When asked how her Indo/ethnic background has influenced her life decisions she said it has “colored all of it”. She has managed to intertwine life and art and has lived life as an artist having performed professionally since age 12. There is a family bond to music reciting stories of her oma singing Javanese folk songs on her way to the market. Also, her husband Michel Lambert (drummer/composer) and her brother Reg Schwager (guitarist) are in her band. The house was always open to people with plentiful food involved. Jazz musicians with their long hair and beards and tye-dye clothes would come in waves to hang out and her grandmother made a comment one time how nice it was of them to “feed the poor”. We shared a good chuckle at that one.

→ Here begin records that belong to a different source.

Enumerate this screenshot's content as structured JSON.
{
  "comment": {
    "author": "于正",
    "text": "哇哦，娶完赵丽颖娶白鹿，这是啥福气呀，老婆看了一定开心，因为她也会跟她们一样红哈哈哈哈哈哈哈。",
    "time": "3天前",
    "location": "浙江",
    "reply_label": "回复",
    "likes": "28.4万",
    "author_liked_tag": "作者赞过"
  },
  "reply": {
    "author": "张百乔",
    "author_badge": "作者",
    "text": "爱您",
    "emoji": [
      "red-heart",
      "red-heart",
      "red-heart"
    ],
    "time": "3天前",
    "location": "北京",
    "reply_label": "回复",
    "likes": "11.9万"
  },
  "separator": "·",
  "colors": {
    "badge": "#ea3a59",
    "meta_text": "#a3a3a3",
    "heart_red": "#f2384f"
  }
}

Her Dutch mother embraced the Indo culture and taught Indonesian cooking classes during their stay in New Zealand. She was pleasantly surprised when a picture showed up on a web site called Artwork Life featuring her mother teaching this cooking class. It is an article in the Woman’s Weekly 1968 New Zealand paper The Way to a Kiwi’s Heart. The purpose of the cooking class was to counteract racism and promote understanding.
She knew her Javanese oma (grandmother) who was quite a role model for her having been an astute businesswoman in her own right. Because Jeannette was not taught the Dutch language, she has a fragmented grasp of its understanding and has found that she could communicate better with this Javanese Oma, as they both spoke a hybrid of sorts of the Dutch language. Kind of a lingua franca. She said the loss of the Dutch language had seemed to create a sort of detachment from her heritage, particularly when visiting relatives in Holland.
Her poem “Jalan Jalan” is featured in this video with gamelan type music and haunting images of family home movies. Her oma is the lady in the white headress. It’s a simple composition of the new juxtaposed with the old artistically portrayed.
When asked how she maintains connection to her Indo heritage the first thing she said was going on hikes with her cousin Marianne Van Toor in California. Coming from cold Canada and being in the warm California sun and hiking amidst palm trees and climbing back down to drink and eat chips puts all the elements together for her in a reminiscent way. Through her singing career she has also had the opportunity to perform in Jakarta several times so her connection is ongoing. She also has friends in Montreal who are Indonesians and they get together because of the food and their mutual children, creating a sort of expat family. In 2011, she is taking her children, husband and her father to Indonesia on a family trip so they can experience it all together.
Her favorite Indo food is everything. It was hard for her pinpoint exactly. She was making Soto Ayam for her kids’ lunch that day, one their favorites. Basically, anything salty and deep fried. Now, that’s my kind of gal.
The three most important things in her life is family, creativity and joy.
You can find Jeannette anywhere in the world performing and creating and she’ll be the first to tell you that she has a real travel streak in her soul. We decided it must be from our maritime sea voyager Dutch ancestry….
Where is Ibu Mukkidah in the family tree in regards to Jeannette’s parents?
Is she the mother of Jeannette’s mother or father? And that Ibu Mukkidah was married to a Dutch man?
Mukidah was the mother of Jeanette’s father.
Mukidah was married to a German/dutch man
She’s my grand grandmother too!!
How wonderful it must be for you to see your grandmother’s photo on our blog. What a gracious lady.